Nanowire assemblies have unpredictable geometries; this introduces uncertainty into the functionality of their assemblies. Additionally, the precise geometry definable in lithography allows for less interwire coupling losses.


Photonic & Electronic Integrated Circuits

Let’s look at an alternative to lithographically (i.e., created by transferring a pattern by selective exposure to light) defined structures: optical integrated circuits.

Specifically, we’ll examine the usage of single-crystalline nanoribbons, useful because of their lack of edge effects. These edge effects, usually due to grain boundaries (defects in the crystal structures) cause significant loss of efficiency in the transmission of optical signals. Using far field microscopy and spectroscopy, the waveguiding behavior of individual nanoribbons can be observed in detail. The size of any given nanoribbon can be inferred from the color of it’s guided photoluminescence; large ribbons are white (less filtering), while smaller ribbons are blue (short-pass filtering). Waveguides are used in optics to transmit light and signals for long distances and with a high signal rate. The team [0] experimented with light injection into a ribbon cavity. Optical cavities are arrangements of mirrors that provide a type of filter for injected light. Light confined in an optical cavity will reflect multiple times and interfere with itself to filter for desired frequencies by eliminating undesirable frequencies by means of destructive interference. Various coupling geometries are usually tested using near-field optical microscopy (NSOM). For example, the quantification of the transmission loss of long straight ribbons using NSOM results in the finding that these single-crystalline ribbons had substrate-induced radiation loss and in some cases, imperfect single-crystalline leading to minor scattering crystal steps. However, this percentage of loss in the light’s amplitude is acceptable for use in sub-micrometer light-transmission (used in integrated planar photonic applications).

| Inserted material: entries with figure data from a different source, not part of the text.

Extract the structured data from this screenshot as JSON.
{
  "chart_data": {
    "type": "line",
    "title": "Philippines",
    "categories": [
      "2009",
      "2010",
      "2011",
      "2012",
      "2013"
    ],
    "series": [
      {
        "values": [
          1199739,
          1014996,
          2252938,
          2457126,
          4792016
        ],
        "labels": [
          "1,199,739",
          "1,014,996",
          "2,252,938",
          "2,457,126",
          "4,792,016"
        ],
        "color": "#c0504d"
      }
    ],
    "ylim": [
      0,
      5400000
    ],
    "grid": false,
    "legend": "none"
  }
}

Nanowire light sources can be successfully coupled to ribbon waveguides to create input and output for future photonic devices. Most research into developing nanowire photonic circuitry explores various nanoribbon bondings, various ribbon geometries and especially focuses on the efficacy and efficiency of this alternative to electrical integrated circuits in the hope of proving that photonic integrated circuits have the potential to supplement and possibly overtake today’s electronically based circuitry.

Practical devices will require a combination of electrically driven nanowire light sources and nanoribbons: the next generation of integrated circuits will likely be a combination of parallel electrical and optical circuit elements. The main problem to overcome is developing better ways to integrate optical and electrical circuit elements for the parallel processing of electron and photon based signal transmission.

Sources Cited

0] Sirbuly, D. J. (2005). Optical Routing And Sensing With Nanowire Assemblies. Proceedings of the National Academy of Sciences, 102(22), 7800-7805.
1] Law, M. (2004). Nanoribbon Waveguides For Subwavelength Photonics Integration. Science, 305(5688), 1269-1273.